Tying Communications Results to Corporate Objectives
To tie communications results to corporate objectives, you need to start with corporate objectives. These might be:
- Increase sales
- Increase share price
- Reduce employee turnover
- Reduce supplier costs
- Etc.
Unique Internet Links
Another way to tie communications directly to business outcomes in our online world is to include unique links for actions. For example if you can get a “for more information” link in the material you place, make it go to a unique page. Then you can not only get credit for the information request, but you may also be able to track the person who made the request on to sales.
Though we can rarely tie the effect of communications directly to achieving a business goal, we can articulate a communications goal that supports the business goal your organization is trying to achieve. Some useful questions to ask before coming up with the communications goal are:
- Who is the target stakeholder group
- What does the organization want this group to do (what behavior does it seek)

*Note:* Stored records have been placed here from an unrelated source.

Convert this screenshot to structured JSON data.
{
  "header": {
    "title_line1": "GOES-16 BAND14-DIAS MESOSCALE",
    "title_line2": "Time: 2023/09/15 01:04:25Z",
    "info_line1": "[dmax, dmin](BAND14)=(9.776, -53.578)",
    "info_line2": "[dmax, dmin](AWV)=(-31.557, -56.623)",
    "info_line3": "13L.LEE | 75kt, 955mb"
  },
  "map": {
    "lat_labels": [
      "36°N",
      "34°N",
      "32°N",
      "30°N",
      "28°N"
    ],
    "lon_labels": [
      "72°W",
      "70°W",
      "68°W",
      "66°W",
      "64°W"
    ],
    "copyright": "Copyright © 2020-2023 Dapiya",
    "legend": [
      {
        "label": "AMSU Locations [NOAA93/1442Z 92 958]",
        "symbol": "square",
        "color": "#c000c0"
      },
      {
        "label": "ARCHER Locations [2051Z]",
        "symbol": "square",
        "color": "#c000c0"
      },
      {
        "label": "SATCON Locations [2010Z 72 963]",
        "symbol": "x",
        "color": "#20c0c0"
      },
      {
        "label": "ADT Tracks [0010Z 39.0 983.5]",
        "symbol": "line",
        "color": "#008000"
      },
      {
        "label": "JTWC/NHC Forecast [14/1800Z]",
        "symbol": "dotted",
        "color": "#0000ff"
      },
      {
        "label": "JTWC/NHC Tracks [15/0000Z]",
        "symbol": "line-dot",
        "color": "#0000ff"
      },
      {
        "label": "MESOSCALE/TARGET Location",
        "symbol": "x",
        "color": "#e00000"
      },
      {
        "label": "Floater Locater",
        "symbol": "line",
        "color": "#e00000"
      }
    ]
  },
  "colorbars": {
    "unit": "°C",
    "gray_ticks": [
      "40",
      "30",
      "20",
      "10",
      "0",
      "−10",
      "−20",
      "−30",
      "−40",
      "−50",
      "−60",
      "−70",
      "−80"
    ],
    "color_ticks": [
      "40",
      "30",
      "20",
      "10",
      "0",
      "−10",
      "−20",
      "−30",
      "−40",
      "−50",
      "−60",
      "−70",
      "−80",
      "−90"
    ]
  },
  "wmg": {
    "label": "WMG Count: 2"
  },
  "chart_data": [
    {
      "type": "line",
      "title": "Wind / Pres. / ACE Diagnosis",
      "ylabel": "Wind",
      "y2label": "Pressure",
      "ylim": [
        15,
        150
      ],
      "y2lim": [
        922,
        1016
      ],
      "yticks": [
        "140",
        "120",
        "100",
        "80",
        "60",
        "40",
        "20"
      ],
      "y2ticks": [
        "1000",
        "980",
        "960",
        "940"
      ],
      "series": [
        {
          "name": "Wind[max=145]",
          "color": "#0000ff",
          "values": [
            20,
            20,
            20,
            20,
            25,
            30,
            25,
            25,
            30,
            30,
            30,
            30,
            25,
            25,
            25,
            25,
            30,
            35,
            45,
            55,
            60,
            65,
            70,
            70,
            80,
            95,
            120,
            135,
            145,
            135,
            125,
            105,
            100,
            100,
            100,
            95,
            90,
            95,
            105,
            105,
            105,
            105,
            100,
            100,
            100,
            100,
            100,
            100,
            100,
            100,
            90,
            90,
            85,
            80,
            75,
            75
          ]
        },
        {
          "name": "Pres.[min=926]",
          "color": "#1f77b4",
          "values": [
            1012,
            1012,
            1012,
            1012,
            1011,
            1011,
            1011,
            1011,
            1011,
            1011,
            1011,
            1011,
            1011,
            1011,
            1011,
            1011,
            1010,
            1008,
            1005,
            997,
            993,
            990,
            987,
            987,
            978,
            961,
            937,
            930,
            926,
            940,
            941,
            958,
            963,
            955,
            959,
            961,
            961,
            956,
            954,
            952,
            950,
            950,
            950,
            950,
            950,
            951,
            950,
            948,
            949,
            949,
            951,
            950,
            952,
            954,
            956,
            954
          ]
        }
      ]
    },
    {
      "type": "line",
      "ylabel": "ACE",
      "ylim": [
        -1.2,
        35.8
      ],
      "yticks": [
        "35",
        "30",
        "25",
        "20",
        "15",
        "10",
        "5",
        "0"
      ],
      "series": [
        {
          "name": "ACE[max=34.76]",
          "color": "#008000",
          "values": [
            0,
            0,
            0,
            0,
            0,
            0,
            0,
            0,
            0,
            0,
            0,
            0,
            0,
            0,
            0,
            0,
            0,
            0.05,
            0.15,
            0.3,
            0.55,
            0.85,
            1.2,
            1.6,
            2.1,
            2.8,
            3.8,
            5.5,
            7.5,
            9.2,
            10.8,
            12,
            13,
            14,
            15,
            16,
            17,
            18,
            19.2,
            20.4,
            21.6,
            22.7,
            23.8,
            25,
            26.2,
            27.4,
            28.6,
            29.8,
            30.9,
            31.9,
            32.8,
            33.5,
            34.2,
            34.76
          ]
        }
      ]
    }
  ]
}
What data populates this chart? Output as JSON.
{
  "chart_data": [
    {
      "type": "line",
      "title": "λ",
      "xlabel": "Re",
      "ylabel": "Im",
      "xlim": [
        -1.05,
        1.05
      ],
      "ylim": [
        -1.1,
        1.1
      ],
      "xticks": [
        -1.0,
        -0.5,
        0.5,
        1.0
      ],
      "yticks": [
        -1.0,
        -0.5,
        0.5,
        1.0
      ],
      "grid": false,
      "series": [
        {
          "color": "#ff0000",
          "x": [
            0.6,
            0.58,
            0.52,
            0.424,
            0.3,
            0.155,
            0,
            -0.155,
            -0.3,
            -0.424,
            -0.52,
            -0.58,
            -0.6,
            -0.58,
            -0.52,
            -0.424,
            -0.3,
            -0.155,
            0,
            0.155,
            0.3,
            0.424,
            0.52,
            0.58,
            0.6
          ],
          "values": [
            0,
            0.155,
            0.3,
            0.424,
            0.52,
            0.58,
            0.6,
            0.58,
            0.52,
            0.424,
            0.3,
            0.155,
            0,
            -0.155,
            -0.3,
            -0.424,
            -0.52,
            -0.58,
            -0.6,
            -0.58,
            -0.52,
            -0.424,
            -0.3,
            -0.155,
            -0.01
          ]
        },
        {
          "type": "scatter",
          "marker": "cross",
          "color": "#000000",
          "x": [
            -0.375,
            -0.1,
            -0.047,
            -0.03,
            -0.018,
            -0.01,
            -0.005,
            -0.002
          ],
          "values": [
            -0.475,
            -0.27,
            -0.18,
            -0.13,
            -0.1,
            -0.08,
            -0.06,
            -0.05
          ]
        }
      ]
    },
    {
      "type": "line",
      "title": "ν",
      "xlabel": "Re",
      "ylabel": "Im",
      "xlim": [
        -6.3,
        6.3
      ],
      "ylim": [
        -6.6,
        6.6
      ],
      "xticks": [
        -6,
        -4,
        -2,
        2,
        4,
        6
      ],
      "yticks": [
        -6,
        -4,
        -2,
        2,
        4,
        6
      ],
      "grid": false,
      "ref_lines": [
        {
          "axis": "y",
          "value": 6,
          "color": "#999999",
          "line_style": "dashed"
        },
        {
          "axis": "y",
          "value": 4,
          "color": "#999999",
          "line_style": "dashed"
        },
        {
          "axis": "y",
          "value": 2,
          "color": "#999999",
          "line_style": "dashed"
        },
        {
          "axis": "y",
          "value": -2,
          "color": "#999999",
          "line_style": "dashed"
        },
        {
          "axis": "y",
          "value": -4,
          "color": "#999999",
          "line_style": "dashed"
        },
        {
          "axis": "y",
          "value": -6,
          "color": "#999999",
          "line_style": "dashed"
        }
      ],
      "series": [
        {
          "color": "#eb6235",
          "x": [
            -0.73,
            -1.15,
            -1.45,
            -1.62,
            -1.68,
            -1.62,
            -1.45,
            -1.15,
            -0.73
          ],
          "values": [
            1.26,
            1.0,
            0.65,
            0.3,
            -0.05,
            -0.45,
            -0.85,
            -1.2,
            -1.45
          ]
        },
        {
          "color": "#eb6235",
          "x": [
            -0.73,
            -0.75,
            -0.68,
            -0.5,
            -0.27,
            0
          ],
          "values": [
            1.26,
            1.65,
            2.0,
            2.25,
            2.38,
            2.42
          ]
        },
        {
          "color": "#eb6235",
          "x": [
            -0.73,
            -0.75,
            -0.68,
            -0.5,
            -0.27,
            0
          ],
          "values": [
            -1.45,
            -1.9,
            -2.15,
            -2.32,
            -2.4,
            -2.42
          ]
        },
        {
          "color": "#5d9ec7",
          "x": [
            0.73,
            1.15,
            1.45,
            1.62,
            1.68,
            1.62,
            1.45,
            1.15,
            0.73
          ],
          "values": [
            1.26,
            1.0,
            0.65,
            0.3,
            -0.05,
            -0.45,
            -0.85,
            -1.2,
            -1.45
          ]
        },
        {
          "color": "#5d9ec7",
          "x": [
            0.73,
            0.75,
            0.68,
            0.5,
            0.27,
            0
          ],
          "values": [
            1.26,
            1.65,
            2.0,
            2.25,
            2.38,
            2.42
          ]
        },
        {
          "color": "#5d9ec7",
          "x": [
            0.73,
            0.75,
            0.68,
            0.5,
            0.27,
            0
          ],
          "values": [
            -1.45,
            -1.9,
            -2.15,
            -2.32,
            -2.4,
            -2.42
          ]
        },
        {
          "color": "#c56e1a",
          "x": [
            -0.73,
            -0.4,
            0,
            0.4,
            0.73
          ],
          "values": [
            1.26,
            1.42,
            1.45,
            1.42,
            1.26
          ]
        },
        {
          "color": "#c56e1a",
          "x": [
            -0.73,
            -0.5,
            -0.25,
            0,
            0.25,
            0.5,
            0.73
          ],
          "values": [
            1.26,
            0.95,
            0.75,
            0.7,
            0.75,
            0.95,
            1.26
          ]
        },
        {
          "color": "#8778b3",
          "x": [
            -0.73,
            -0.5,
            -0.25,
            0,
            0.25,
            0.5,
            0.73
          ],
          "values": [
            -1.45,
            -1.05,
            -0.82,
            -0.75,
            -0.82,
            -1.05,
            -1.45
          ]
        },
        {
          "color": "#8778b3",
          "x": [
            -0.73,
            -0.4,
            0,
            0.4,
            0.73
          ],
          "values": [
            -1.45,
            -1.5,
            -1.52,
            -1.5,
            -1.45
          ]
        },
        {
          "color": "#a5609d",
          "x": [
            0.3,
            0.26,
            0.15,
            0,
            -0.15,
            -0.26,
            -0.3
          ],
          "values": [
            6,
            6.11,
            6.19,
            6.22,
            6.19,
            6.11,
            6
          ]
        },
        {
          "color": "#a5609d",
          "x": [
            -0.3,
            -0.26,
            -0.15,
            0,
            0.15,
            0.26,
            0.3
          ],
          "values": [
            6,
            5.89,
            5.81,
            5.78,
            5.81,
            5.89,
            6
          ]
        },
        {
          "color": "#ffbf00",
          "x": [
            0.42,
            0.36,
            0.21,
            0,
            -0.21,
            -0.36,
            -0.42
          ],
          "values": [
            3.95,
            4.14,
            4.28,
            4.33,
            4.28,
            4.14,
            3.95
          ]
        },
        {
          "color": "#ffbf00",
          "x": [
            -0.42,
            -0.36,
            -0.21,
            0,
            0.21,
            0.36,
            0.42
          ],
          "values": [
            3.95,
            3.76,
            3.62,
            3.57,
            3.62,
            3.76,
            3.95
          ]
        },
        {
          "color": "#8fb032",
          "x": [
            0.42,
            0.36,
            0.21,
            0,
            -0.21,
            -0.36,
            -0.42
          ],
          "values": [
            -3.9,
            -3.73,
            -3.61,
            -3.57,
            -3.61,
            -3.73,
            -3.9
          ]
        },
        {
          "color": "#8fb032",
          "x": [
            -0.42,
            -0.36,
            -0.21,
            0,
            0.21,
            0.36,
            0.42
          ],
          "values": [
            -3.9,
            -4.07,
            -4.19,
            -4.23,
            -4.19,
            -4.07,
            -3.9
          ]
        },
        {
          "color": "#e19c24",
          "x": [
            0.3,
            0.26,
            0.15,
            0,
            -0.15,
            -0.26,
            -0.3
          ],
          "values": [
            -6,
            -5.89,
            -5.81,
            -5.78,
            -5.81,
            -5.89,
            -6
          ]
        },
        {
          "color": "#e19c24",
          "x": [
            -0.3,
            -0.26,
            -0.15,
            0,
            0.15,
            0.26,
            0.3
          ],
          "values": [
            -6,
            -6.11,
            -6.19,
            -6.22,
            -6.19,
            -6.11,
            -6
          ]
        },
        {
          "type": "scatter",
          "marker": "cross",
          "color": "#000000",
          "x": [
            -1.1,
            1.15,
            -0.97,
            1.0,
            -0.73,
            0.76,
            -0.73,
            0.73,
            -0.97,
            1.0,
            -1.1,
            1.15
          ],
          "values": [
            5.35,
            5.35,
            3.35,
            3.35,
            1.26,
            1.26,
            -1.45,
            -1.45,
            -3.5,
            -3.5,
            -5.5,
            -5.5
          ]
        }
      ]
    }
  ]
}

- By when must this be accomplished
A Measurable Communications Goal
Let’s take our first business goal as an example: Increase sales. What will increase sales depends very much on what you are selling, who you are selling it to and the general sales environment. But generally speaking, communications might help sales by increasing awareness of the product and its features. By doing homework with the sales and marketing people in your organization and by doing research on your target audience, you should be able to identify the primary barriers to sales and come up with a communications objective that should help achieve the business objective of sales. Let’s say that in this case the communications goal that will support increasing sales is:
- Increase awareness of the product.
However, that’s a bit broad. A better communications goal would include a tighter definition of the target audience. Increasing awareness of the product among people who will never buy it would be wasted effort. If our sales target is U.S. women with children five-years old and younger and with household incomes of $80,000 to $150,000, we should include that in our objective. We should also note the time frame. Finally, we should put a stake in the ground and say how much we are going to increase awareness.
So a good communications goal that supports our business goal would be:
- Increase awareness of the product by 10%
- Among U.S. women (or women in a specified market)
- With children five-years old and younger
- Household incomes of $80,000 to $150,000
- Within six months
Management Agreement On Goals
You also want to get agreement from your management that this is indeed an acceptable communications goal. Then, when you achieve it, there will be no question about whether you had done the right thing.
Do Research So You Actually Achieve Your Goal
Note, too, that you need to develop a message that appeals to and use media that reach the defined target audience. If you want to succeed, you will need to determine what these are. You may be able to get this information from your marketing and sales people, but you may need to do your own research.